# Other Aquarium Forums > Freshwater Fauna >  Where to buy CHILLIE RASBORA

## bluebubbles

Seaview has lots of spotted rasbora (not chillie red variety). I hardly see them in LFS. Anyone came across? Planning to get a dozen.

----------


## jackychun

You can find it at Green Chapter, Macpherson. I saw it last time I visited. Can call or message them before you come to confirm. 
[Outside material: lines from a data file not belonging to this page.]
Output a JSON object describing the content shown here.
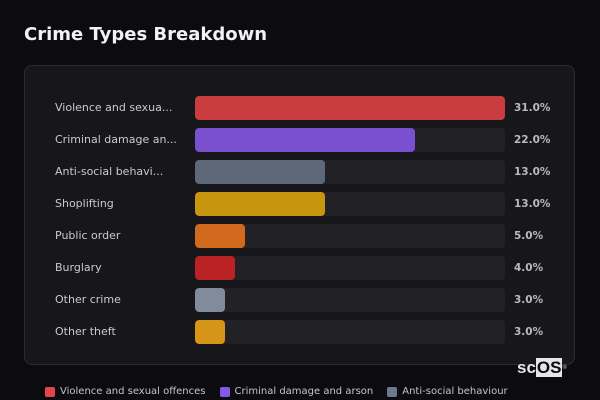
{
  "title": "Crime Types Breakdown",
  "watermark": {
    "prefix": "sc",
    "boxed": "OS",
    "mark": "®"
  },
  "chart_data": {
    "type": "bar",
    "orientation": "horizontal",
    "title": "Crime Types Breakdown",
    "xlabel": "",
    "ylabel": "",
    "xlim": [
      0,
      31
    ],
    "grid": false,
    "legend_position": "bottom",
    "categories": [
      "Violence and sexual offences",
      "Criminal damage and arson",
      "Anti-social behaviour",
      "Shoplifting",
      "Public order",
      "Burglary",
      "Other crime",
      "Other theft"
    ],
    "display_labels": [
      "Violence and sexua...",
      "Criminal damage an...",
      "Anti-social behavi...",
      "Shoplifting",
      "Public order",
      "Burglary",
      "Other crime",
      "Other theft"
    ],
    "values": [
      31.0,
      22.0,
      13.0,
      13.0,
      5.0,
      4.0,
      3.0,
      3.0
    ],
    "value_labels": [
      "31.0%",
      "22.0%",
      "13.0%",
      "13.0%",
      "5.0%",
      "4.0%",
      "3.0%",
      "3.0%"
    ],
    "colors": [
      "#c93c40",
      "#7a4fd0",
      "#5d6878",
      "#c8950f",
      "#d26a1e",
      "#bb2226",
      "#808c9c",
      "#d69418"
    ]
  },
  "legend": [
    {
      "label": "Violence and sexual offences",
      "color": "#e5454a"
    },
    {
      "label": "Criminal damage and arson",
      "color": "#8358e8"
    },
    {
      "label": "Anti-social behaviour",
      "color": "#6b7a90"
    }
  ]
}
Sent from my iPhone using Tapatalk

----------


## bluebubbles

> You can find it at Green Chapter, Macpherson. I saw it last time I visited. Can call or message them before you come to confirm. 
> 
> 
> Sent from my iPhone using Tapatalk


OK, thank, didn't see them having it at Farmway, will try Macpherson but price will generally be a on high side there, i think. Years ago, I bought $8 for 10 pcs at Y618.

----------


## Bracehero

They sell Chilli rasbora st C328 aquarium at Clementi. One for $0.80


Sent from my iPhone using Tapatalk

----------


## shoelevy

pretty sure I've seen at Green chapter. call to check for stock before heading down.

----------


## Goalkeeper

Sometimes Seaview carry them too.

----------


## zep_betta

if you like online shopping, fish bazaar carries them sometimes.

----------